Understanding Control During Divorce
For one of our panelists, this lesson has come through firsthand experience: “I’ve had to do a lot of work to manage the pressure of my divorce,” he says. “One thing that really helped was acknowledging what I can’t control. I can’t stop my ex-wife from doing things that trigger my anxiety, but I can avoid compounding that stress by constantly trying to get her to change her behavior.”
Recognizing the distinction between what you can influence and what you cannot isn’t just helpful for emotional regulation during divorce. It’s important to the legal case as well. The more frustrated and reactive a client becomes, the more likely they are to lose sight of the big-picture goal: resolving the divorce and moving forward into the next stage of life.

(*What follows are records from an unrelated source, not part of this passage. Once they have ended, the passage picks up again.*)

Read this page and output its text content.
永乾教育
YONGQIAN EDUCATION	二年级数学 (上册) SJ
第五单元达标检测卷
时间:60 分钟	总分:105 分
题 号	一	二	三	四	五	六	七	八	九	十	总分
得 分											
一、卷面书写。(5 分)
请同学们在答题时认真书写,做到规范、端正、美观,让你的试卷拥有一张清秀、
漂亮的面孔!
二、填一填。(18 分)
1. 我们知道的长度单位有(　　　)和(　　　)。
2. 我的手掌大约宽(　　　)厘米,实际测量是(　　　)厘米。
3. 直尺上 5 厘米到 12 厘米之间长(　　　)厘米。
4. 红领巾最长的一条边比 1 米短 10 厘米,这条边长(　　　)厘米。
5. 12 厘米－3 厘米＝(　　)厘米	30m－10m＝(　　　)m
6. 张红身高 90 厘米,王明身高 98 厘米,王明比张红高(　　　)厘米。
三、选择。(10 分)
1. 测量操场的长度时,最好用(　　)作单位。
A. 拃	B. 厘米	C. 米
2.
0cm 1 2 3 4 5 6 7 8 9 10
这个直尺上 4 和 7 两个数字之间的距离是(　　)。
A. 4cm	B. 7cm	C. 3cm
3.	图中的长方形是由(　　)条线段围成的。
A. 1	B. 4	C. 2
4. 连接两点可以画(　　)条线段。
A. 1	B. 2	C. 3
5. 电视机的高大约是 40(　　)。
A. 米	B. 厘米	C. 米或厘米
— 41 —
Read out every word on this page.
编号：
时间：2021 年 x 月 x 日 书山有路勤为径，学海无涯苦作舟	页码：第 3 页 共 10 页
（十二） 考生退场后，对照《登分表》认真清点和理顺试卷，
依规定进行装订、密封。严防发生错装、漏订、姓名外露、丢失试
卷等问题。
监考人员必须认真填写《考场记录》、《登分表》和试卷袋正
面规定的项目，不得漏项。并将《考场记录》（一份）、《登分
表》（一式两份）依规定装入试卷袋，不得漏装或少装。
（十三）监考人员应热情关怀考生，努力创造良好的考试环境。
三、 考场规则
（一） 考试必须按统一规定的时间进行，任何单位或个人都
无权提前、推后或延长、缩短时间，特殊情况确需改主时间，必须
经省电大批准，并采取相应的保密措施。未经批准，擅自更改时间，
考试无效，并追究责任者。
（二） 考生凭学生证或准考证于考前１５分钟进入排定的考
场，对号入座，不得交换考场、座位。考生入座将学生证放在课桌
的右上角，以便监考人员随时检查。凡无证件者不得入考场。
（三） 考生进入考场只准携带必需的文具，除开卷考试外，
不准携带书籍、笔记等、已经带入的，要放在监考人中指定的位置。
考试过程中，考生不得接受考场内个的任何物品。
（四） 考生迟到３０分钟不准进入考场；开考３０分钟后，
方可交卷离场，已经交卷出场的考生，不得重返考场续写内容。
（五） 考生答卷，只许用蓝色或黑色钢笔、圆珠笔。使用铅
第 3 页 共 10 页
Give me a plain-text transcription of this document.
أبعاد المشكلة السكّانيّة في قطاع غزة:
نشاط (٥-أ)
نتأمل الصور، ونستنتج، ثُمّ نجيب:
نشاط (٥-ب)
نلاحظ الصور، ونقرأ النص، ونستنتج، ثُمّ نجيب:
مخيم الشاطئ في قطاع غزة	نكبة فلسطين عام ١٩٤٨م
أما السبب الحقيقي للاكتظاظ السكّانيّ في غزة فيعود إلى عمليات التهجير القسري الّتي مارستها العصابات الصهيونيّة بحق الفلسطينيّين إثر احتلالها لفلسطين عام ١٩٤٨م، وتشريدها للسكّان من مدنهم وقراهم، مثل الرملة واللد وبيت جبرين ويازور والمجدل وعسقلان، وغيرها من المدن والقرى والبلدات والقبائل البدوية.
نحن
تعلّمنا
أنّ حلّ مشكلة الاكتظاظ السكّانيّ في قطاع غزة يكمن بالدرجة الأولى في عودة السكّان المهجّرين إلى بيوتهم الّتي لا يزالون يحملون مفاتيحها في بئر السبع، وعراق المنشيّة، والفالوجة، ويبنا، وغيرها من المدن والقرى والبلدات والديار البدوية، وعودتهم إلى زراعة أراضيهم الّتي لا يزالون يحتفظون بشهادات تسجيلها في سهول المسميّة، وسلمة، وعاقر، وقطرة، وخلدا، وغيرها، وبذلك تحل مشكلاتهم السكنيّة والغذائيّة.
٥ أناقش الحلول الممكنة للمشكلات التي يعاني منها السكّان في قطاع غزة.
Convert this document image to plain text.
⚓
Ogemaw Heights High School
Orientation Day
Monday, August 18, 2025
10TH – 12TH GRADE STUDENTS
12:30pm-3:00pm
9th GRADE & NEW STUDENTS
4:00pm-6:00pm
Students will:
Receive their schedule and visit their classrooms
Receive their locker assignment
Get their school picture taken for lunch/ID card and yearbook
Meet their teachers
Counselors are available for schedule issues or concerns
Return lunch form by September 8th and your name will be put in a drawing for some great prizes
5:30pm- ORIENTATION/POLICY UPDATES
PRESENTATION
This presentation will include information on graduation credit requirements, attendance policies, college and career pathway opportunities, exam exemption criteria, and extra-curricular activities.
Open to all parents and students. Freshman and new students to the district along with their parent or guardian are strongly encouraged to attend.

When raw emotion takes over, it can lead to expensive conflict that does nothing to advance the process. A key part of what I do as a family law attorney is help clients distinguish between issues that are strategically important and issues that are only fueled by emotion.
Managing Thought Patterns and Emotional Responses
Dr. Richard Zinbarg, a professor at Northwestern University and psychologist, emphasizes it is equally important to examine the thoughts that accompany those emotions before acting on them. “The heart of cognitive behavioral therapy is learning to pay more attention to the negative thoughts and evaluate them in terms of how valid and useful they are,” he says. “Once you realize a thought isn’t helping you, you can work on skills to replace it with a more balanced perspective.”
In a high-pressure divorce, that kind of self-awareness can help people separate emotional reactions from productive decision-making. It creates space to evaluate whether a particular conflict is worth pursuing or if it’s simply a response to the frustration, anger or uncertainty that often accompanies the process.
The most vital reminder I give any client is that the divorce process is temporary, not the new reality. In a high-pressure divorce, keeping that perspective helps ensure the process doesn’t feel larger than the resolution it’s working toward.
Key Takeaways for Managing a High-Pressure Divorce
- High-pressure divorces often feel all-consuming because multiple complex legal, financial and parenting issues are moving at the same time.
- When stress builds, it can start to influence your judgment and lead to decisions that don’t support your long-term goals.
- Focusing on what you can and cannot control is often the first step in separating emotional reactions from legal strategy.
- Maintaining perspective doesn’t eliminate stress, but it helps ensure that decisions are made with the end of the process in mind.